Though we knew it would not be possible to achieve these ambitious goals during our year-long D4A project, we moved forward in several significant ways. Our five D4A faculty conducted research related to their interests in disability, and implemented learning activities to make their classes more welcoming and accessible. The five D4A student leaders learned about research and advocacy, developed projects, and co-presented with the D4A faculty/staff team at the CUNY Disability Conference, LaGuardia’s Opening Sessions for Faculty and Staff, and the LaGuardia Social Science Conference, among others.
Funds from the Strategic Technology Initiative (STI) of CUNY’s IT Division and LaGuardia’s Center for Teaching and Learning (CTL) supported D4A. Facilitated by the CTL, our D4A team also included representatives from IT, the Library, and the Office for Students with Disabilities.
As a team, we offered several college-wide workshops at LaGuardia on a range of technical, conceptual, and pedagogical aspects of disability, and became more active with the CUNY Disability Scholars network and other CUNY-wide initiatives.
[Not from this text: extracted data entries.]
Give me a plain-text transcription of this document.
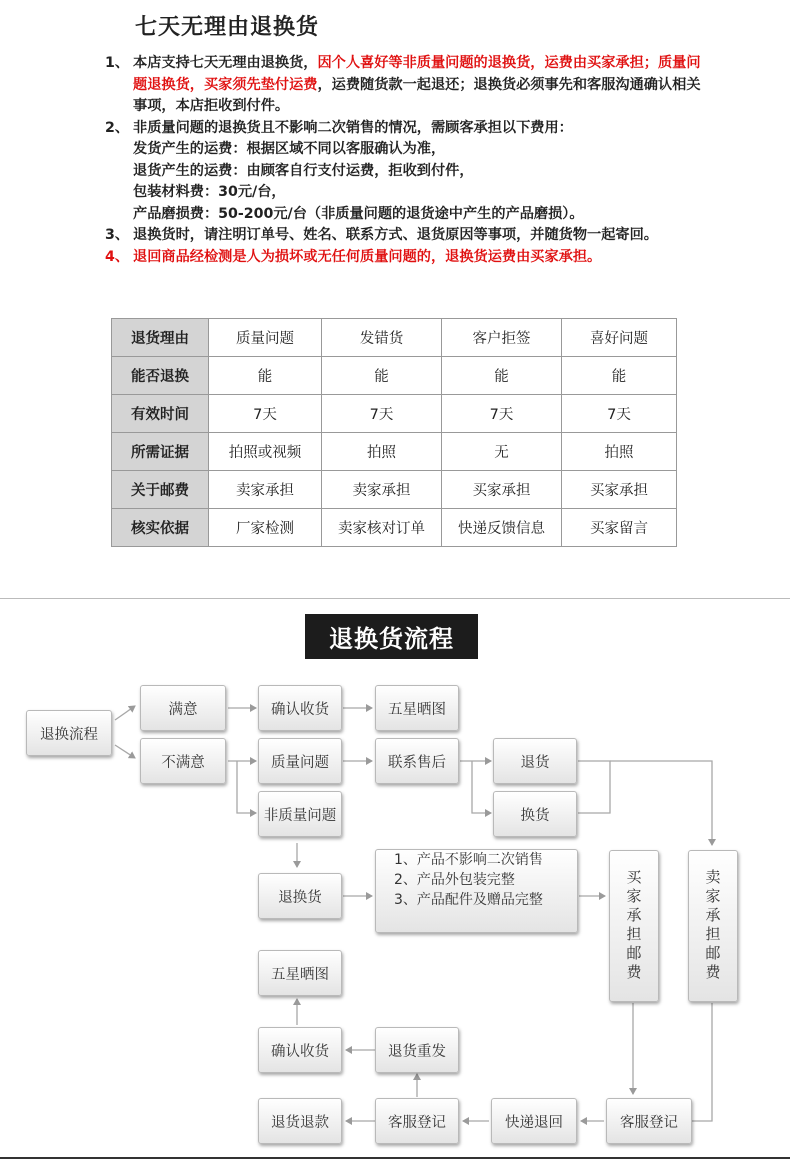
七天无理由退换货
1、 本店支持七天无理由退换货，因个人喜好等非质量问题的退换货，运费由买家承担；质量问题退换货，买家须先垫付运费，运费随货款一起退还；退换货必须事先和客服沟通确认相关事项，本店拒收到付件。
2、 非质量问题的退换货且不影响二次销售的情况，需顾客承担以下费用：
发货产生的运费：根据区域不同以客服确认为准，
退货产生的运费：由顾客自行支付运费，拒收到付件，
包装材料费：30元/台，
产品磨损费：50-200元/台（非质量问题的退货途中产生的产品磨损）。
3、 退换货时，请注明订单号、姓名、联系方式、退货原因等事项，并随货物一起寄回。
4、 退回商品经检测是人为损坏或无任何质量问题的，退换货运费由买家承担。
退货理由	质量问题	发错货	客户拒签	喜好问题
能否退换	能	能	能	能
有效时间	7天	7天	7天	7天
所需证据	拍照或视频	拍照	无	拍照
关于邮费	卖家承担	卖家承担	买家承担	买家承担
核实依据	厂家检测	卖家核对订单	快递反馈信息	买家留言
退换货流程
退换流程
满意
不满意
确认收货	五星晒图
质量问题	联系售后	退货
换货
非质量问题
退换货
1、产品不影响二次销售
2、产品外包装完整
3、产品配件及赠品完整	买家承担邮费	卖家承担邮费
五星晒图
确认收货	退货重发
退货退款	客服登记	快递退回	客服登记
For example, we suggested that the focus of the annual CUNY-wide Centers for Teaching and Learning Council focus on accessibility and inclusive design, resulting in a day of presentations and conversations with colleagues throughout CUNY, designed to help each other provide effective professional development support for faculty, with the goal of being a welcoming, inclusive learning environment for students of all abilities.
We realized it is essential to learn directly from students themselves about the obstacles they face, so as a team, our D4A students, faculty and staff worked together to develop the D4A student survey. With the help and support of many people throughout the college, we were able to gather input from 564 students. The results of the survey will be analyzed and shared.
The year has been full of learning. Between the challenges we accepted, the needs we identified, the connections we forged, and the inevitable missteps we made, we advanced our goals and explored important directions to sustain and expand the work of inclusive design and pedagogy into the years ahead. Our most striking finding is the need for more awareness of a range of invisible disabilities and the need for pedagogical approaches and classroom resources to make LaGuardia an even more welcoming learning environment.